Is it unseemly to talk about the election? No, it is necessary. An old man has died. And he is a man who said, quite recently: "For the believing Christian, death is no big deal." The examinations of his life's work will need to be made, but I feel compelled to talk about what we are always talking about: the next election.

Both conservatives and liberals are launching furious thoughts and plans, including the plan to peg the other side as politicizing the Court and for showing its fighting spirit too soon, while the news of death is so new.

MORE TO COME
* I suspect the speculating will get worse on Monday, when more of these law professing types are typing on the clock...

She updates:
There's a GOP debate tonight. We'll get a first taste of how the new focus on the Supreme Court will work. Both parties' candidates are going to say their party needs to have the nomination, lest terrible things happen. Which party has the better argument that things will go awry without their person holding what must be seen as slot number 5 in what will make majority — a majority that will be either liberals or conservatives, depending on whether we get a liberal or conservative President.

The liberals have a great hunger after all these years with only 4, always needing to win over a swing vote.

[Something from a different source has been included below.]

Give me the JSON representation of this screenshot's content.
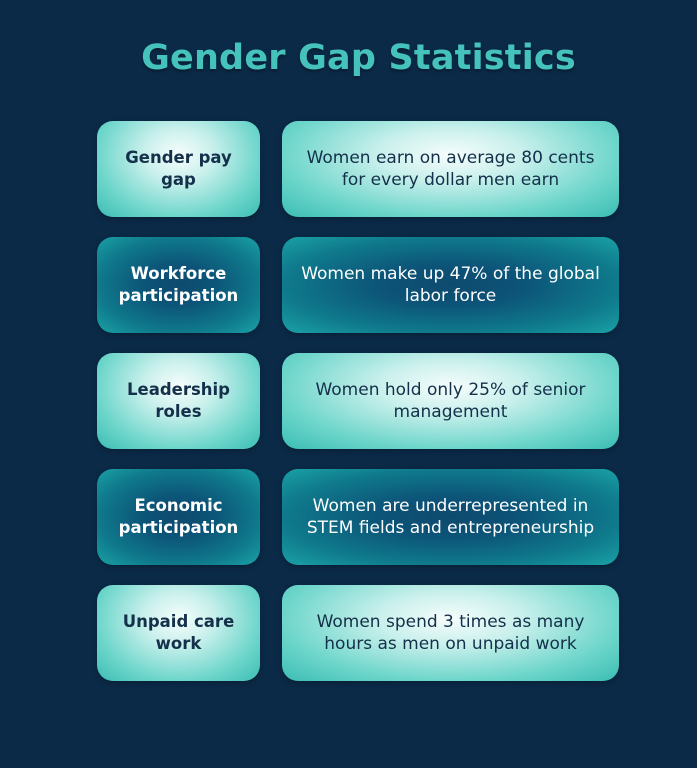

Imagine if they get it: No more of the endless puzzling over what Anthony Kennedy might think about this or that issue. The liberals will be 5, and all the arguments and opinions will be different.

If the conservatives get the nomination, we'll have more of the same, including the susceptibility that  Justices appointed by a GOP President have to the lure of the liberal side of the Court, where a Justice can feel the love of the legal elite (as Justice Scalia loved to point out).

Will liberals overreach and show too much of a raging desire to control the Court and make it solidly liberal at long last, touching off a reaction among conservatives? Or will conservatives flare up with hostility to women's rights and gay rights and affirmative action and all the many issues that make them look too mean and ugly? 
ADDED: Obama needs to figure out how to present a nominee in a way that would make the Republicans look as bad as possible if they oppose and obstruct. Even if the nominee is rejected, political progress will have been made.

I predict that candidates and their supporters in both parties will overplay their hand and get into trouble. There's no way everyone can show restraint and act neutral and dignified about the Court. It's more a matter of who self-inflicts the most harm. 

This is the game-playing and speculating excitement for people who are not into sports, in my opinion.  This is what passes for academic analysis, when really, it is nothing of the sort.  Speculation, pure and simple.  Political speculation... before we even know if the family has taken possession of the body.  Sad.